The pig party now starts Friday night with a supper of pork loin sandwiches for the early arrivals. (Guests park RVs next to Doug’s barn or sleep in “the bunkhouse,” the old family home next door.) Saturday includes a daylong float trip down the Des Moines River, with 20 kayaks, canoes and inner tubes all roped together in one big moving picnic, as the current carries everyone and their snacks downstream. Saturday night, the group gathers at the home of Dennis and his wife, Liza Alton, for a fish fry, a nod to the pig roast’s origin.
On Sunday, Doug gets up before dawn to fire up the roaster, and I hold a pie class starting at around 10 a.m. to guide a dozen or more party guests through the baking process, resulting in a smorgasbord of pies to serve at the evening’s big event. Liza has her hands in many of the weekend’s details—she rounds up the pig-themed decorations, helps make pies and spearheads the creation of new T-shirts.

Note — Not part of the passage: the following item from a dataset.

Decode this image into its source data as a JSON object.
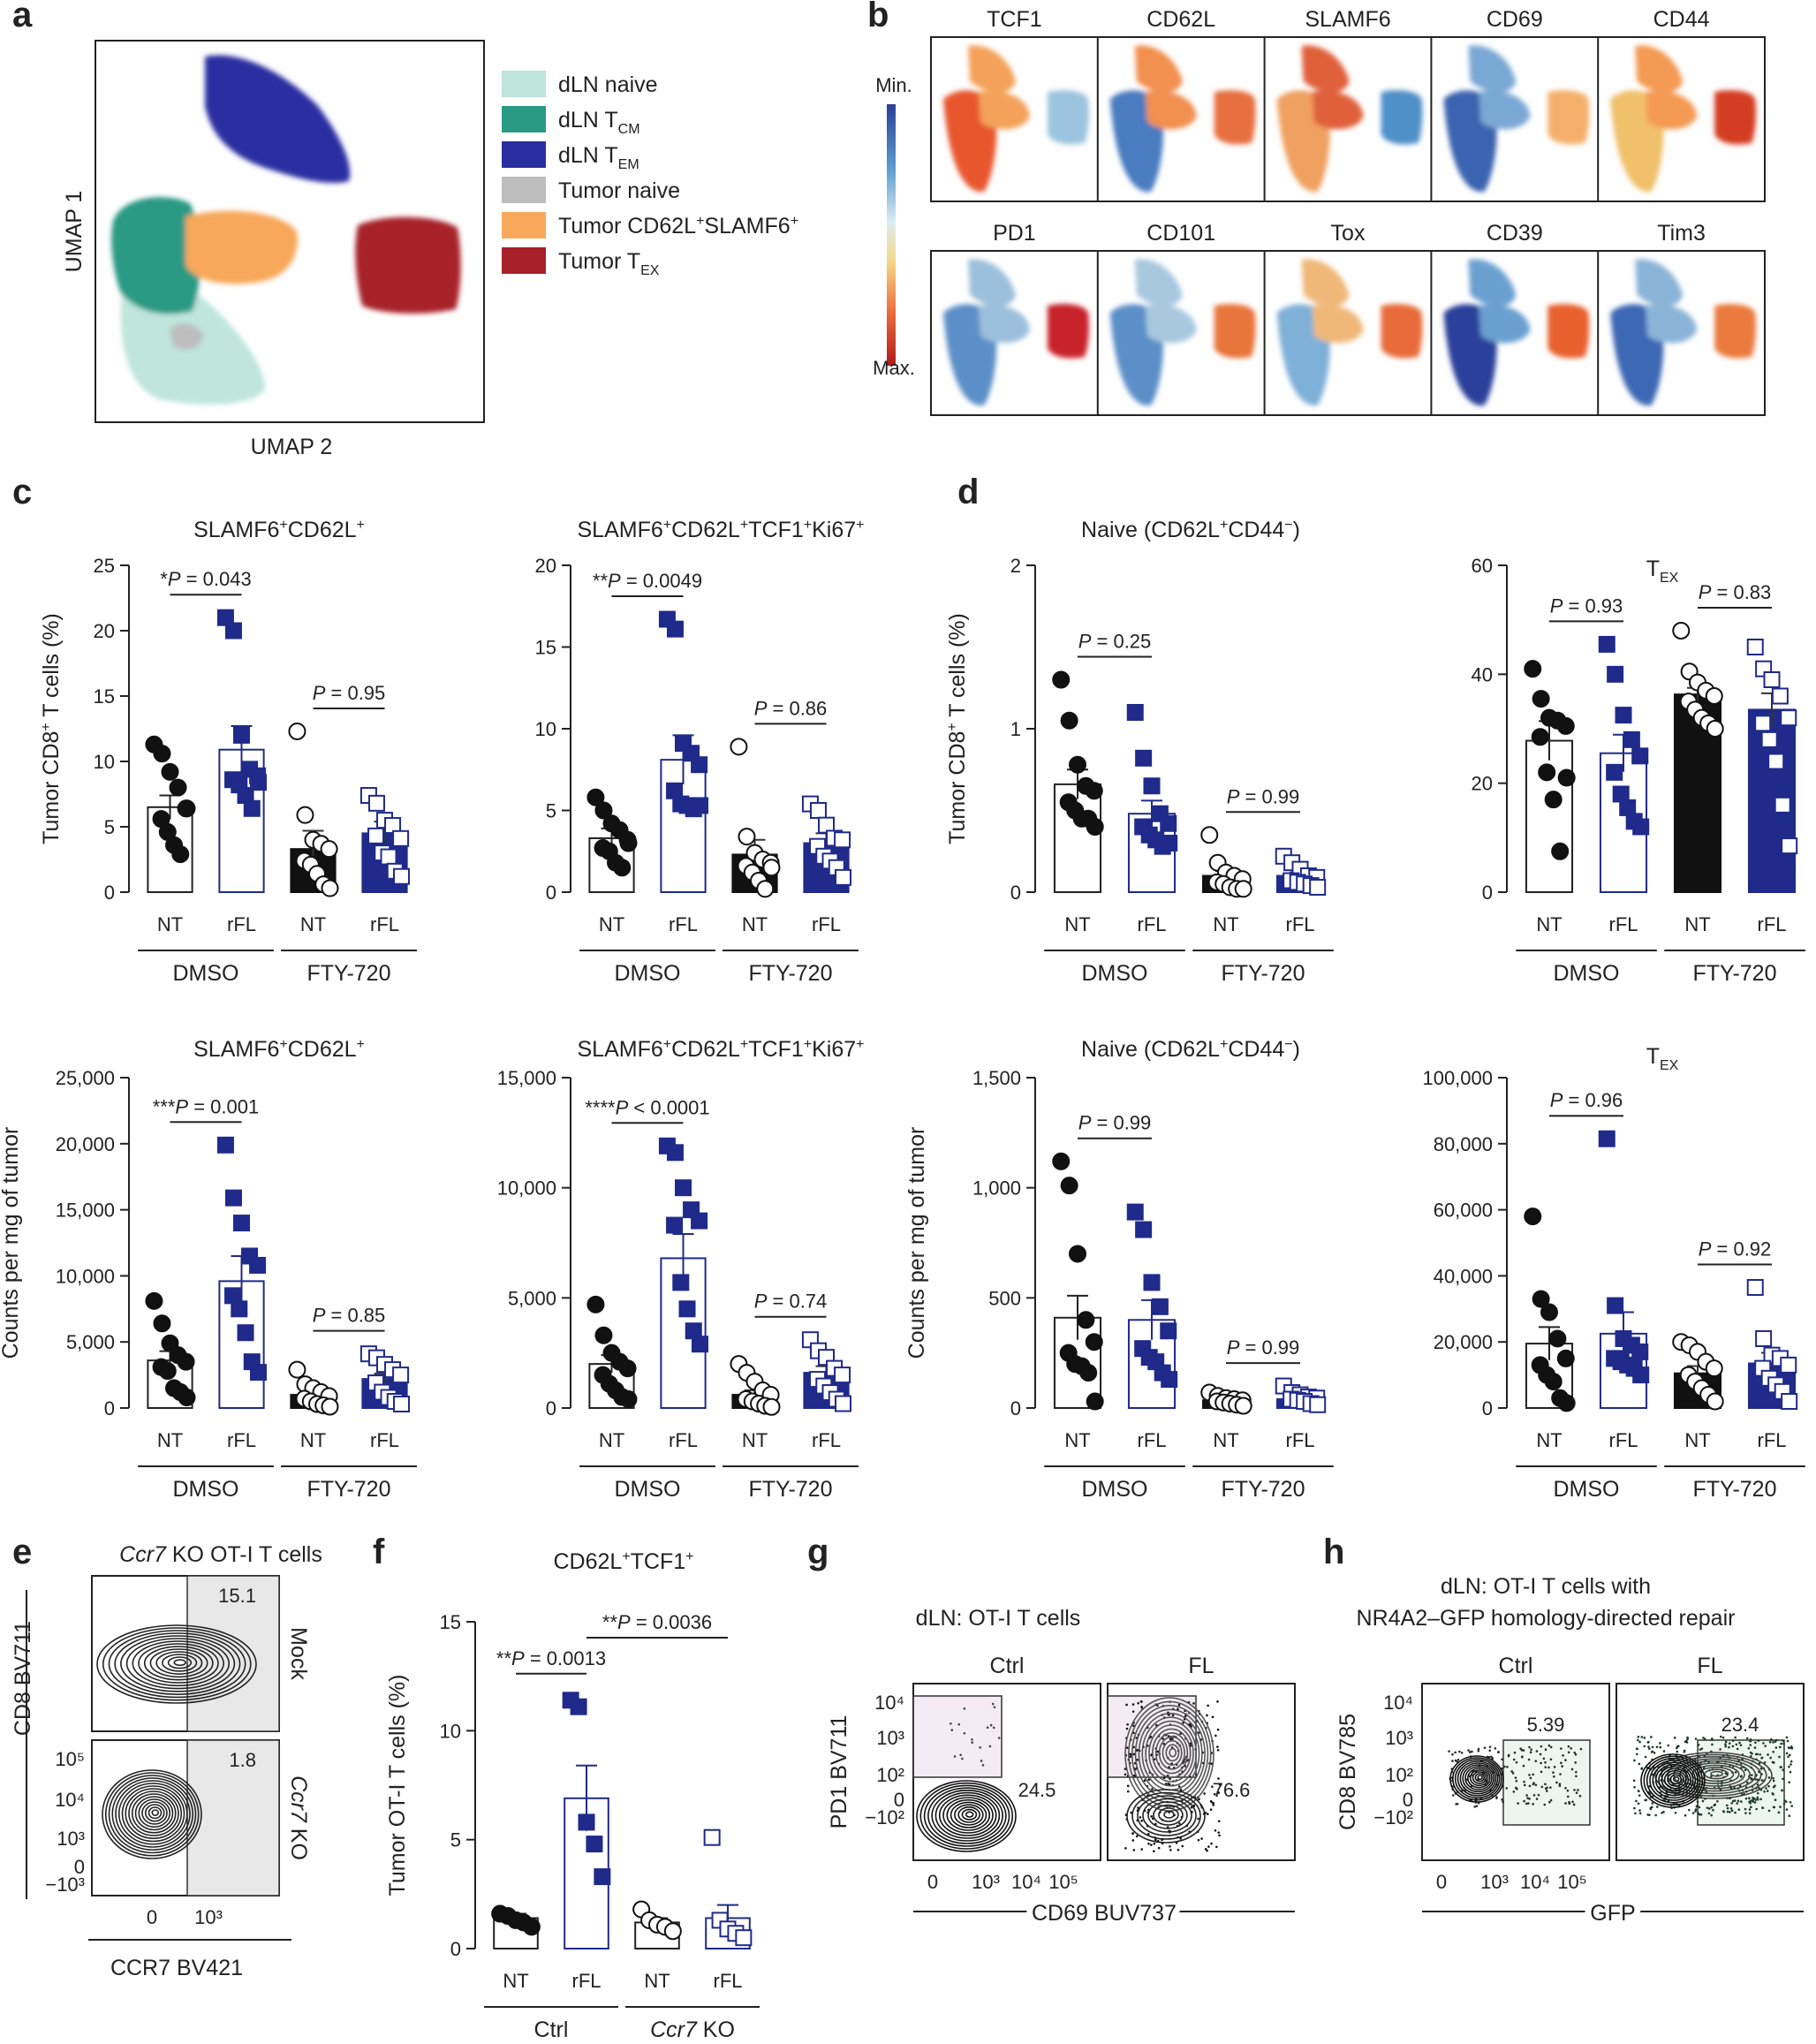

The crowd starts to gather by 3 p.m. Guests bring their own lawn chairs, coolers and a dish to share. The granary, which Doug powerwashes and lines with temporary
food shelves, is filled with slow cookers and cheesy casseroles, appetizers, salads, homemade bread, barbecue sauce, brownies and “berry-licious,” a farm-famous dessert made of whipped cream and berries. A buffet the length of a semi gets overcrowded, but enough space is always reserved for the heaping trays of roast pork.
When the pig is off the roaster it’s heaved onto a huge slab of plywood supported by sawhorses. A team of volunteers in aprons and rubber gloves gets to carving while both guests and dogs hover around, hoping to get some juicy scraps.
Partygoers, dressed in shorts or overalls, stream in faster and faster, and the gravel road is lined with cars on both sides. They know the food is served at 6 p.m. and the band plays at 7. Folk musicians strum their banjos and play their fiddles on the porch while families dine around picnic tables and kids run around waving sparklers or playing tag, cornhole or volleyball. The whole scene looks like a miniature county fair.
The party used to stretch well past midnight and the beer kegs would run dry, but that’s changed a bit, too. Most local guests leave by 10 p.m. these days. But don’t let the early night fool you: There will be no stopping the staycation tradition. The Seybs—along with their children and a growing number of grandchildren—plan to keep it going for at least another 40 years. That’s going to be a lot of T-shirts.
MR. FRIENDLY, one of the farm goats, greets curious young members of the Seyb family.
FAMILY AND FRIENDS RELAX at sunset. The canoes in the back are still drying out from the previous day’s float trip.